What, then, should the United States and its allies do? Certainly efforts to increase missile defense are justified and necessary. Pressure to encourage China to diminish or end military support to North Korea would also be worthwhile. China has long attempted to walk a fine line on North Korea, criticizing Pyongyang’s provocations while seeking to keep the regime in place lest there be a united Korea dominated by Seoul on the Chinese border.

The contradictions of Chinese policy are shown by its provision of launch trucks for North Korean mobile missiles, in violation of international sanctions, followed by Beijing’s acceptance of a U.N. Security Council resolution tightening sanctions on Pyongyang and indications that China would cut assistance if North Korea undertook further nuclear tests.

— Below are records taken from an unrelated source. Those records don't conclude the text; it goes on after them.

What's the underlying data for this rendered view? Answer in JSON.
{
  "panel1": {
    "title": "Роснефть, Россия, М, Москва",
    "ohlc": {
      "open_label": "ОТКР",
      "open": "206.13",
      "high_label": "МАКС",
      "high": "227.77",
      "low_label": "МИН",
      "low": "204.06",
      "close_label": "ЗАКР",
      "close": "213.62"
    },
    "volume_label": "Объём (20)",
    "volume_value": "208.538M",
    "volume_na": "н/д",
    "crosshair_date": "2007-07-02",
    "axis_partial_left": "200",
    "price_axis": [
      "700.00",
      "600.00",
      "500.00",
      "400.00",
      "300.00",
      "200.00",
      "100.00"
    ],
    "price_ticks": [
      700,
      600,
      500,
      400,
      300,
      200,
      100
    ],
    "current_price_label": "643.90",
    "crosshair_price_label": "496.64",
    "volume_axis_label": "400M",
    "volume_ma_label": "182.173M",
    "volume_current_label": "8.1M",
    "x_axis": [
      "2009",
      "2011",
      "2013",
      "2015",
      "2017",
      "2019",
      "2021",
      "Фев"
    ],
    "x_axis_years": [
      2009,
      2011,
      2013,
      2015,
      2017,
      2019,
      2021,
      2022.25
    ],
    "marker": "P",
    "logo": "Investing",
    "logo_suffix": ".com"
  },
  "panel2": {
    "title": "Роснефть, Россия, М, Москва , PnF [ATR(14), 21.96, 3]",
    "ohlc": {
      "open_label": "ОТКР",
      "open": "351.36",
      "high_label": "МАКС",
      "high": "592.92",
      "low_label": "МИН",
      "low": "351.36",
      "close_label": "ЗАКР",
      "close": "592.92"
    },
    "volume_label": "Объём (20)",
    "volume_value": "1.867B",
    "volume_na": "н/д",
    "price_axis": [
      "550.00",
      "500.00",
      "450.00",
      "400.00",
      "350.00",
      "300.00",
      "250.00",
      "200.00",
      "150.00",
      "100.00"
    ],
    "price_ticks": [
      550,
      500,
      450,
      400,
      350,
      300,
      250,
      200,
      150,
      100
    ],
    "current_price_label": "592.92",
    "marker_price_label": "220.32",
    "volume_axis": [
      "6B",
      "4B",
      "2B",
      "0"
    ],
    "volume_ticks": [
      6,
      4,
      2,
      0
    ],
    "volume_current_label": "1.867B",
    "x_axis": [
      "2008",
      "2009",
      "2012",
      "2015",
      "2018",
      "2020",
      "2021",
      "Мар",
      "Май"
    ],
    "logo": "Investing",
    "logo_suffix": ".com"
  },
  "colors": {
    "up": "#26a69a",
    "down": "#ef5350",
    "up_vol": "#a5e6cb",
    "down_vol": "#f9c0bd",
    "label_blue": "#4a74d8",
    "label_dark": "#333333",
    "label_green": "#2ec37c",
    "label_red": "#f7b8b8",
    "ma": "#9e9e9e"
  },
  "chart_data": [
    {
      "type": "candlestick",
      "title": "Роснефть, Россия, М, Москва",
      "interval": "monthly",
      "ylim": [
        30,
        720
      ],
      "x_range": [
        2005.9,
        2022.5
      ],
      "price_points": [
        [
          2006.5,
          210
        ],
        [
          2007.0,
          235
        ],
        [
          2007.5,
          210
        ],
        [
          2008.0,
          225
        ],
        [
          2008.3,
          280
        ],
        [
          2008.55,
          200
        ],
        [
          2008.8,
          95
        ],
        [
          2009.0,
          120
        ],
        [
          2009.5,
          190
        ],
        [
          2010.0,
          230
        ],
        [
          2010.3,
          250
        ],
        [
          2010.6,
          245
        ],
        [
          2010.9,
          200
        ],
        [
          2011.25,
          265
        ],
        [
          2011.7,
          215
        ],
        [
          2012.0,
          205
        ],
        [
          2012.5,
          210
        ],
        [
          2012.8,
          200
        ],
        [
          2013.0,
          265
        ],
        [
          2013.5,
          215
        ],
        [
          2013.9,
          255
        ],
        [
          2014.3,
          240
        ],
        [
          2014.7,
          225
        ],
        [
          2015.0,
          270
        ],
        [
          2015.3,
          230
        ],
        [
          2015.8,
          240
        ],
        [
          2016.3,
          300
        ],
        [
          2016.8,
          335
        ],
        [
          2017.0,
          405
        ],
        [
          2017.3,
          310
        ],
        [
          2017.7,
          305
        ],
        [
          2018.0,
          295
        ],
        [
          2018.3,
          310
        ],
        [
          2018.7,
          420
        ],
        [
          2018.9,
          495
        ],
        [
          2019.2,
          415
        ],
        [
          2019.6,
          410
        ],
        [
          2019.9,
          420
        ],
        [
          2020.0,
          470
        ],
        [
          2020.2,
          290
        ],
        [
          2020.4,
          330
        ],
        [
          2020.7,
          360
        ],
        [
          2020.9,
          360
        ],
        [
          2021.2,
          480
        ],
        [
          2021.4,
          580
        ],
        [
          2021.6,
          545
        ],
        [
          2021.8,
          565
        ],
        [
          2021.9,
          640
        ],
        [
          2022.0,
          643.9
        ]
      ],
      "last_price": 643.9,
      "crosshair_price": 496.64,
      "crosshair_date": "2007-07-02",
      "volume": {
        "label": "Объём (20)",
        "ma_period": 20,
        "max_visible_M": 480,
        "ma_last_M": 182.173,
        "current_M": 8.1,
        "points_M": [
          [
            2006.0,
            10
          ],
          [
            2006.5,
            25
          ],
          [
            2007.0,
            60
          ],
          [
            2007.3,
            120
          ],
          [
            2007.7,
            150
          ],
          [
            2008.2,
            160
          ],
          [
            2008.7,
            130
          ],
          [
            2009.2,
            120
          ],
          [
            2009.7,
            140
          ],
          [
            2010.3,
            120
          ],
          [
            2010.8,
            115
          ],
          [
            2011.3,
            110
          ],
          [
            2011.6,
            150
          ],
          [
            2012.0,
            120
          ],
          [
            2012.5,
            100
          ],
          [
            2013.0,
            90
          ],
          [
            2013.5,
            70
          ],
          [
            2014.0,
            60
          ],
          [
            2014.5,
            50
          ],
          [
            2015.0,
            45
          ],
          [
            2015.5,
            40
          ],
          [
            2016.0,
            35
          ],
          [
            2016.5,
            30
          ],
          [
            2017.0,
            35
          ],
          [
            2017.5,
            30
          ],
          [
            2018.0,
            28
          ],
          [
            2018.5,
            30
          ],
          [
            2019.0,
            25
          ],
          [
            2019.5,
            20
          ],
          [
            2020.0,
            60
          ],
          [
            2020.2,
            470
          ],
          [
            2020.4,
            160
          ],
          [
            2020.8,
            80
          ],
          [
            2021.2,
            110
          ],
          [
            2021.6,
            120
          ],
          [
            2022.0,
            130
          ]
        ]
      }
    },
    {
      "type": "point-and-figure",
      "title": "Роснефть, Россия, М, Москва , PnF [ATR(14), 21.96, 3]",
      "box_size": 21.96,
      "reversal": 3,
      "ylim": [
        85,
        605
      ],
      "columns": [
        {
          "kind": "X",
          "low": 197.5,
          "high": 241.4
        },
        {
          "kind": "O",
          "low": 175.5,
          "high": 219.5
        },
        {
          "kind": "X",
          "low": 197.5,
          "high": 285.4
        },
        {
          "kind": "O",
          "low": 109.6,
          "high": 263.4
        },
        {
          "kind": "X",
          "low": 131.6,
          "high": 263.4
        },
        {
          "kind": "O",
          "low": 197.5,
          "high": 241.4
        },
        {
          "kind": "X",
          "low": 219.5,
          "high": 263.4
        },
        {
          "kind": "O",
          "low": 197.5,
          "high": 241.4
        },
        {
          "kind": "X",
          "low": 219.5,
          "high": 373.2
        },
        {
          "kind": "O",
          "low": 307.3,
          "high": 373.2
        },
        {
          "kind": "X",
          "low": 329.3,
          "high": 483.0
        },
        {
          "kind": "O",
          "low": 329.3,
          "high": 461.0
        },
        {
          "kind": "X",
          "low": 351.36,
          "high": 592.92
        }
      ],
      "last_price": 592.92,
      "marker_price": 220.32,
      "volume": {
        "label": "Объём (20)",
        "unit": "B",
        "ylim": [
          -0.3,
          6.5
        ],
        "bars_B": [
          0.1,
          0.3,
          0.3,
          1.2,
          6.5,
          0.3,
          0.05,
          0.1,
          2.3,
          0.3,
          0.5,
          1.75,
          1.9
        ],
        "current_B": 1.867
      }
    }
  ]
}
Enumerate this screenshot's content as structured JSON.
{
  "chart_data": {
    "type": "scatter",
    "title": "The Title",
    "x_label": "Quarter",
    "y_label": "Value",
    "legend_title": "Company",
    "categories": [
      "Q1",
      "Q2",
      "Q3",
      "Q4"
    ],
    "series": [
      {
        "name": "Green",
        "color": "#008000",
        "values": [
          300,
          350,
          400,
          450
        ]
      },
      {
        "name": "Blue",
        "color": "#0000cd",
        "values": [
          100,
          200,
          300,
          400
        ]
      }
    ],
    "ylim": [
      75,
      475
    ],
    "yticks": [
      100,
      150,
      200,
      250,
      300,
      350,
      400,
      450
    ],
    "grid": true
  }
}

Most importantly, the United States should issue an explicit policy statement on North Korean provocation to diminish the chances of miscalculation by Kim Jong Un. The statement should indicate that the United States will shoot down any North Korean rocket or missile aimed at or crossing over the United States or an allied state. Washington should state that a nuclear demonstration will result in a sustained U.S. campaign against North Korea military targets. And, importantly, the United States should clearly state that any major attack by North Korea against American targets or allies will result in the removal of the Kim regime and the building of a democracy in North Korea.

Regime replacement would be immensely expensive in both blood and money, especially at a time when the American military and defense budget is being highly politicized. But North Korea is the only nation on earth where internal conflicts or regime psychosis, rather than any external actions, might prompt the regime to unleash a nuclear or conventional Armageddon. For this reason, it is vital that Kim and his cronies clearly understand the costs of future provocations.